A company has a data moat if its access to data makes it difficult for competitors to enter its business. Moat is a common business term used evoke the water-filled moats built around castles to make them easier to defend against attackers. For example, if a self-driving car company can acquire far more data than its competitors to train and test its system, and if this data makes a material difference in the system’s performance, then its business will be more defensible.
For a few years, some investors asked every AI startup’s founders about its data moat, as if they expected everyone to build one. But, like many things in AI, it depends. A data moat can provide protection, but its effectiveness varies depending on the specific circumstances of the business.
For instance, a data moat may not do much to protect an AI business if:
- System performance plateaus with more data. Say you're building a general-purpose speech recognizer, and human-level performance is 95 percent accurate. Collecting enough data to achieve 94 percent accuracy is hard, and getting incrementally more data will have diminishing returns. In fact, it’s much easier for a competitor to improve from 90 to 91 percent accuracy than for you to improve from 94 to 95 percent.
- Data doesn’t change over time. If the mapping from input x to output y remains the same (as in speech recognition, where the input spoken words “The Batch” will continue to map to their text equivalents for a long time), competitors will have time to accumulate data and catch up.
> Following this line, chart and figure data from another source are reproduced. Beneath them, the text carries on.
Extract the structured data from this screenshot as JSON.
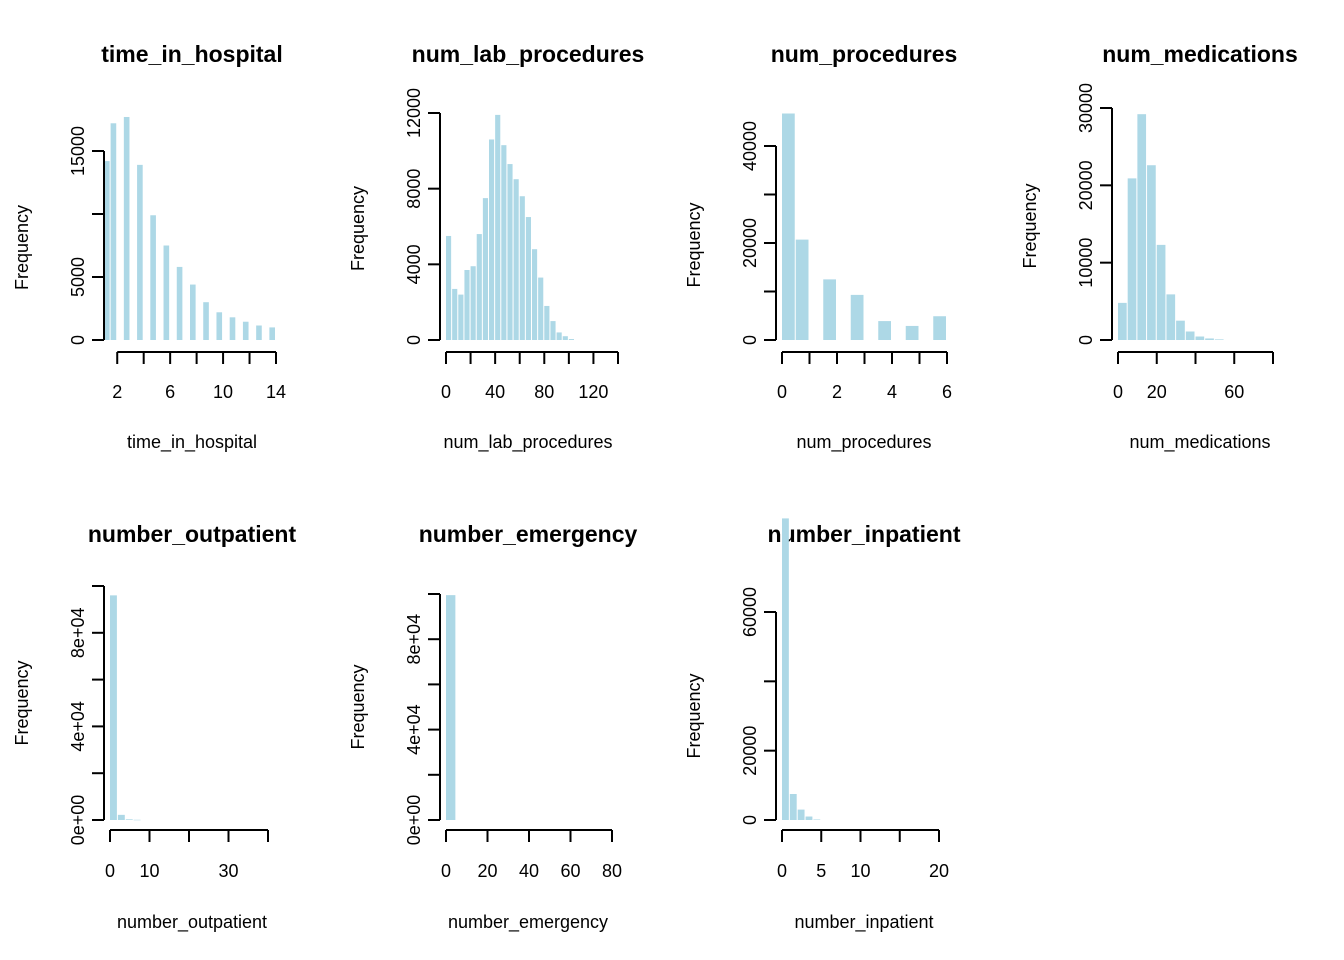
{
  "chart_data": [
    {
      "type": "bar",
      "title": "time_in_hospital",
      "xlabel": "time_in_hospital",
      "ylabel": "Frequency",
      "xlim": [
        1,
        14
      ],
      "ylim": [
        0,
        18000
      ],
      "xticks": [
        2,
        6,
        10,
        14
      ],
      "xtick_lines": [
        2,
        4,
        6,
        8,
        10,
        12,
        14
      ],
      "yticks": [
        0,
        5000,
        10000,
        15000
      ],
      "ytick_labels": [
        "0",
        "5000",
        "",
        "15000"
      ],
      "bars": [
        {
          "x0": 1.0,
          "x1": 1.5,
          "y": 14200
        },
        {
          "x0": 1.5,
          "x1": 2.0,
          "y": 17200
        },
        {
          "x0": 2.5,
          "x1": 3.0,
          "y": 17700
        },
        {
          "x0": 3.5,
          "x1": 4.0,
          "y": 13900
        },
        {
          "x0": 4.5,
          "x1": 5.0,
          "y": 9900
        },
        {
          "x0": 5.5,
          "x1": 6.0,
          "y": 7500
        },
        {
          "x0": 6.5,
          "x1": 7.0,
          "y": 5800
        },
        {
          "x0": 7.5,
          "x1": 8.0,
          "y": 4400
        },
        {
          "x0": 8.5,
          "x1": 9.0,
          "y": 3000
        },
        {
          "x0": 9.5,
          "x1": 10.0,
          "y": 2200
        },
        {
          "x0": 10.5,
          "x1": 11.0,
          "y": 1800
        },
        {
          "x0": 11.5,
          "x1": 12.0,
          "y": 1450
        },
        {
          "x0": 12.5,
          "x1": 13.0,
          "y": 1150
        },
        {
          "x0": 13.5,
          "x1": 14.0,
          "y": 1000
        }
      ]
    },
    {
      "type": "bar",
      "title": "num_lab_procedures",
      "xlabel": "num_lab_procedures",
      "ylabel": "Frequency",
      "xlim": [
        0,
        140
      ],
      "ylim": [
        0,
        12000
      ],
      "xticks": [
        0,
        40,
        80,
        120
      ],
      "xtick_lines": [
        0,
        20,
        40,
        60,
        80,
        100,
        120,
        140
      ],
      "yticks": [
        0,
        4000,
        8000,
        12000
      ],
      "ytick_labels": [
        "0",
        "4000",
        "8000",
        "12000"
      ],
      "bars": [
        {
          "x0": 0,
          "x1": 5,
          "y": 5500
        },
        {
          "x0": 5,
          "x1": 10,
          "y": 2700
        },
        {
          "x0": 10,
          "x1": 15,
          "y": 2400
        },
        {
          "x0": 15,
          "x1": 20,
          "y": 3700
        },
        {
          "x0": 20,
          "x1": 25,
          "y": 3900
        },
        {
          "x0": 25,
          "x1": 30,
          "y": 5600
        },
        {
          "x0": 30,
          "x1": 35,
          "y": 7500
        },
        {
          "x0": 35,
          "x1": 40,
          "y": 10600
        },
        {
          "x0": 40,
          "x1": 45,
          "y": 11900
        },
        {
          "x0": 45,
          "x1": 50,
          "y": 10300
        },
        {
          "x0": 50,
          "x1": 55,
          "y": 9300
        },
        {
          "x0": 55,
          "x1": 60,
          "y": 8500
        },
        {
          "x0": 60,
          "x1": 65,
          "y": 7600
        },
        {
          "x0": 65,
          "x1": 70,
          "y": 6500
        },
        {
          "x0": 70,
          "x1": 75,
          "y": 4800
        },
        {
          "x0": 75,
          "x1": 80,
          "y": 3300
        },
        {
          "x0": 80,
          "x1": 85,
          "y": 1800
        },
        {
          "x0": 85,
          "x1": 90,
          "y": 1000
        },
        {
          "x0": 90,
          "x1": 95,
          "y": 400
        },
        {
          "x0": 95,
          "x1": 100,
          "y": 200
        },
        {
          "x0": 100,
          "x1": 105,
          "y": 50
        }
      ]
    },
    {
      "type": "bar",
      "title": "num_procedures",
      "xlabel": "num_procedures",
      "ylabel": "Frequency",
      "xlim": [
        0,
        6
      ],
      "ylim": [
        0,
        48000
      ],
      "xticks": [
        0,
        2,
        4,
        6
      ],
      "xtick_lines": [
        0,
        1,
        2,
        3,
        4,
        5,
        6
      ],
      "yticks": [
        0,
        10000,
        20000,
        30000,
        40000
      ],
      "ytick_labels": [
        "0",
        "",
        "20000",
        "",
        "40000"
      ],
      "bars": [
        {
          "x0": 0.0,
          "x1": 0.5,
          "y": 46700
        },
        {
          "x0": 0.5,
          "x1": 1.0,
          "y": 20700
        },
        {
          "x0": 1.5,
          "x1": 2.0,
          "y": 12500
        },
        {
          "x0": 2.5,
          "x1": 3.0,
          "y": 9300
        },
        {
          "x0": 3.5,
          "x1": 4.0,
          "y": 3900
        },
        {
          "x0": 4.5,
          "x1": 5.0,
          "y": 2900
        },
        {
          "x0": 5.5,
          "x1": 6.0,
          "y": 4900
        }
      ]
    },
    {
      "type": "bar",
      "title": "num_medications",
      "xlabel": "num_medications",
      "ylabel": "Frequency",
      "xlim": [
        0,
        80
      ],
      "ylim": [
        0,
        30000
      ],
      "xticks": [
        0,
        20,
        60
      ],
      "xtick_lines": [
        0,
        20,
        40,
        60,
        80
      ],
      "yticks": [
        0,
        10000,
        20000,
        30000
      ],
      "ytick_labels": [
        "0",
        "10000",
        "20000",
        "30000"
      ],
      "bars": [
        {
          "x0": 0,
          "x1": 5,
          "y": 4800
        },
        {
          "x0": 5,
          "x1": 10,
          "y": 20900
        },
        {
          "x0": 10,
          "x1": 15,
          "y": 29200
        },
        {
          "x0": 15,
          "x1": 20,
          "y": 22600
        },
        {
          "x0": 20,
          "x1": 25,
          "y": 12300
        },
        {
          "x0": 25,
          "x1": 30,
          "y": 5900
        },
        {
          "x0": 30,
          "x1": 35,
          "y": 2500
        },
        {
          "x0": 35,
          "x1": 40,
          "y": 1100
        },
        {
          "x0": 40,
          "x1": 45,
          "y": 450
        },
        {
          "x0": 45,
          "x1": 50,
          "y": 200
        },
        {
          "x0": 50,
          "x1": 55,
          "y": 80
        }
      ]
    },
    {
      "type": "bar",
      "title": "number_outpatient",
      "xlabel": "number_outpatient",
      "ylabel": "Frequency",
      "xlim": [
        0,
        40
      ],
      "ylim": [
        0,
        100000
      ],
      "xticks": [
        0,
        10,
        30
      ],
      "xtick_lines": [
        0,
        10,
        20,
        30,
        40
      ],
      "yticks": [
        0,
        20000,
        40000,
        60000,
        80000,
        100000
      ],
      "ytick_labels": [
        "0e+00",
        "",
        "4e+04",
        "",
        "8e+04",
        ""
      ],
      "bars": [
        {
          "x0": 0,
          "x1": 2,
          "y": 96000
        },
        {
          "x0": 2,
          "x1": 4,
          "y": 2200
        },
        {
          "x0": 4,
          "x1": 6,
          "y": 300
        },
        {
          "x0": 6,
          "x1": 8,
          "y": 100
        }
      ]
    },
    {
      "type": "bar",
      "title": "number_emergency",
      "xlabel": "number_emergency",
      "ylabel": "Frequency",
      "xlim": [
        0,
        80
      ],
      "ylim": [
        0,
        100000
      ],
      "xticks": [
        0,
        20,
        40,
        60,
        80
      ],
      "xtick_lines": [
        0,
        20,
        40,
        60,
        80
      ],
      "yticks": [
        0,
        20000,
        40000,
        60000,
        80000,
        100000
      ],
      "ytick_labels": [
        "0e+00",
        "",
        "4e+04",
        "",
        "8e+04",
        ""
      ],
      "bars": [
        {
          "x0": 0,
          "x1": 5,
          "y": 99500
        }
      ]
    },
    {
      "type": "bar",
      "title": "number_inpatient",
      "xlabel": "number_inpatient",
      "ylabel": "Frequency",
      "xlim": [
        0,
        20
      ],
      "ylim": [
        0,
        80000
      ],
      "xticks": [
        0,
        5,
        10,
        20
      ],
      "xtick_lines": [
        0,
        5,
        10,
        15,
        20
      ],
      "yticks": [
        0,
        20000,
        40000,
        60000
      ],
      "ytick_labels": [
        "0",
        "20000",
        "",
        "60000"
      ],
      "bars": [
        {
          "x0": 0,
          "x1": 1,
          "y": 87000
        },
        {
          "x0": 1,
          "x1": 2,
          "y": 7500
        },
        {
          "x0": 2,
          "x1": 3,
          "y": 3000
        },
        {
          "x0": 3,
          "x1": 4,
          "y": 1000
        },
        {
          "x0": 4,
          "x1": 5,
          "y": 150
        }
      ]
    }
  ]
}
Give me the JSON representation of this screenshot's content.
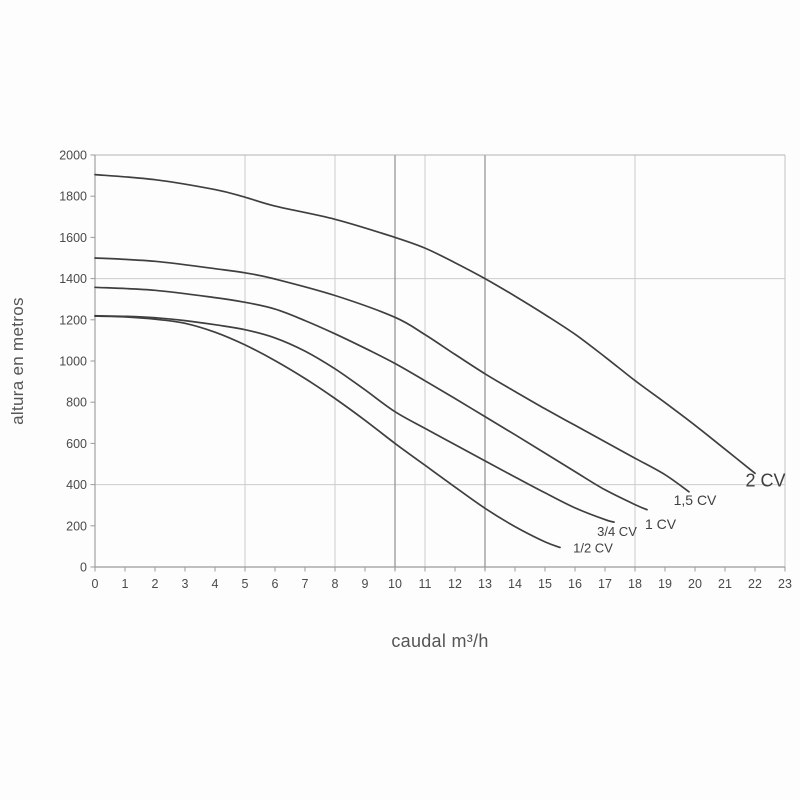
{
  "chart_data": {
    "type": "line",
    "title": "",
    "xlabel": "caudal m³/h",
    "ylabel": "altura en metros",
    "xlim": [
      0,
      23
    ],
    "ylim": [
      0,
      2000
    ],
    "x_ticks": [
      0,
      1,
      2,
      3,
      4,
      5,
      6,
      7,
      8,
      9,
      10,
      11,
      12,
      13,
      14,
      15,
      16,
      17,
      18,
      19,
      20,
      21,
      22,
      23
    ],
    "y_ticks": [
      0,
      200,
      400,
      600,
      800,
      1000,
      1200,
      1400,
      1600,
      1800,
      2000
    ],
    "grid": {
      "vertical_light": [
        5,
        8,
        11,
        18
      ],
      "vertical_dark": [
        10,
        13
      ],
      "horizontal_light": [
        400,
        1400
      ]
    },
    "legend_position": "curve-end-labels",
    "series": [
      {
        "name": "1/2 CV",
        "label_at": [
          16.6,
          70
        ],
        "label_size": 13,
        "points": [
          [
            0,
            1218
          ],
          [
            1,
            1214
          ],
          [
            2,
            1203
          ],
          [
            3,
            1183
          ],
          [
            4,
            1140
          ],
          [
            5,
            1078
          ],
          [
            6,
            1002
          ],
          [
            7,
            915
          ],
          [
            8,
            818
          ],
          [
            9,
            712
          ],
          [
            10,
            600
          ],
          [
            11,
            494
          ],
          [
            12,
            388
          ],
          [
            13,
            285
          ],
          [
            14,
            196
          ],
          [
            15,
            122
          ],
          [
            15.5,
            95
          ]
        ]
      },
      {
        "name": "3/4 CV",
        "label_at": [
          17.4,
          150
        ],
        "label_size": 13,
        "points": [
          [
            0,
            1220
          ],
          [
            1,
            1217
          ],
          [
            2,
            1210
          ],
          [
            3,
            1196
          ],
          [
            4,
            1176
          ],
          [
            5,
            1152
          ],
          [
            6,
            1112
          ],
          [
            7,
            1048
          ],
          [
            8,
            962
          ],
          [
            9,
            860
          ],
          [
            10,
            754
          ],
          [
            11,
            673
          ],
          [
            12,
            594
          ],
          [
            13,
            515
          ],
          [
            14,
            437
          ],
          [
            15,
            360
          ],
          [
            16,
            287
          ],
          [
            17,
            230
          ],
          [
            17.3,
            218
          ]
        ]
      },
      {
        "name": "1 CV",
        "label_at": [
          18.85,
          185
        ],
        "label_size": 14,
        "points": [
          [
            0,
            1358
          ],
          [
            2,
            1343
          ],
          [
            4,
            1308
          ],
          [
            5,
            1285
          ],
          [
            6,
            1252
          ],
          [
            7,
            1196
          ],
          [
            8,
            1132
          ],
          [
            9,
            1062
          ],
          [
            10,
            988
          ],
          [
            11,
            904
          ],
          [
            12,
            818
          ],
          [
            13,
            730
          ],
          [
            14,
            642
          ],
          [
            15,
            553
          ],
          [
            16,
            463
          ],
          [
            17,
            375
          ],
          [
            18,
            303
          ],
          [
            18.4,
            278
          ]
        ]
      },
      {
        "name": "1,5 CV",
        "label_at": [
          20.0,
          300
        ],
        "label_size": 14,
        "points": [
          [
            0,
            1500
          ],
          [
            2,
            1484
          ],
          [
            4,
            1448
          ],
          [
            5,
            1428
          ],
          [
            6,
            1398
          ],
          [
            8,
            1318
          ],
          [
            10,
            1212
          ],
          [
            11,
            1128
          ],
          [
            12,
            1032
          ],
          [
            13,
            938
          ],
          [
            14,
            852
          ],
          [
            15,
            768
          ],
          [
            16,
            688
          ],
          [
            17,
            608
          ],
          [
            18,
            528
          ],
          [
            19,
            448
          ],
          [
            19.8,
            365
          ]
        ]
      },
      {
        "name": "2 CV",
        "label_at": [
          22.35,
          390
        ],
        "label_size": 18,
        "points": [
          [
            0,
            1905
          ],
          [
            2,
            1880
          ],
          [
            4,
            1832
          ],
          [
            5,
            1795
          ],
          [
            6,
            1752
          ],
          [
            8,
            1688
          ],
          [
            10,
            1600
          ],
          [
            11,
            1548
          ],
          [
            12,
            1477
          ],
          [
            13,
            1400
          ],
          [
            14,
            1315
          ],
          [
            15,
            1225
          ],
          [
            16,
            1130
          ],
          [
            17,
            1020
          ],
          [
            18,
            905
          ],
          [
            19,
            798
          ],
          [
            20,
            688
          ],
          [
            21,
            572
          ],
          [
            22,
            455
          ]
        ]
      }
    ],
    "colors": {
      "curve": "#3f3f3f",
      "grid_light": "#cccccc",
      "grid_dark": "#8f8f8f",
      "axis": "#9a9a9a",
      "border_top": "#b2b2b2",
      "border_right": "#c4c4c4",
      "tick_text": "#4a4a4a",
      "axis_title_text": "#555555",
      "background": "#fdfdfd"
    }
  }
}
- The application can be built with a smaller dataset thanks to new data-centric AI development technologies, including the ability to generate synthetic data, and tools that systematically improve data quality.
In contrast, data can make an AI business more defensible if:
- Performance keeps improving materially within the range of dataset size that a company and its competitors can reasonably amass. For example, web searches form a very long tail of rare queries, which make up a large fraction of all searches. Thus, performance keeps improving for a long time as a search engine gets more clickstream data, and a dominant search engine can stay ahead of smaller outfits that try to bootstrap with little data. Generally, larger datasets tend to confer a longer-lasting benefit on applications where a large fraction of relevant data makes up a long tail of rare or hard-to-classify events.
- The data distribution varies significantly over time. In this case, access to an ongoing stream of fresh data is critical for keeping the machine learning model current, which in turn earns further access to the data stream. I believe this is one of the factors that makes social media companies especially defensible. The topics posted change regularly, and the ability to keep the system up-to-date helps increase its appeal relative to new competitors.
- The market has winner-take-all dynamics, and users have low switching costs. When a market supports only one leader, access to data that delivers even marginally better performance can be a major advantage. For instance, a ride-sharing company whose data pipeline enables passengers to reach rider destinations faster is likely to attract the most riders.
- Access to customer data significantly increases switching costs, reduces churn, or increases the ability to upsell. This is especially true if customers would have a hard time exporting or even making sense of their own data if they were to patronize a competitor.
Data strategy is important for AI companies, and thinking through how a system’s performance varies with the amount of data, the importance of fresh data, and other factors described above can help you decide how much having data adds to a business’ defensibility. Sometimes a data moat doesn't help at all. But in other cases, it's one pillar (hopefully among many) that makes it harder for competitors to catch up.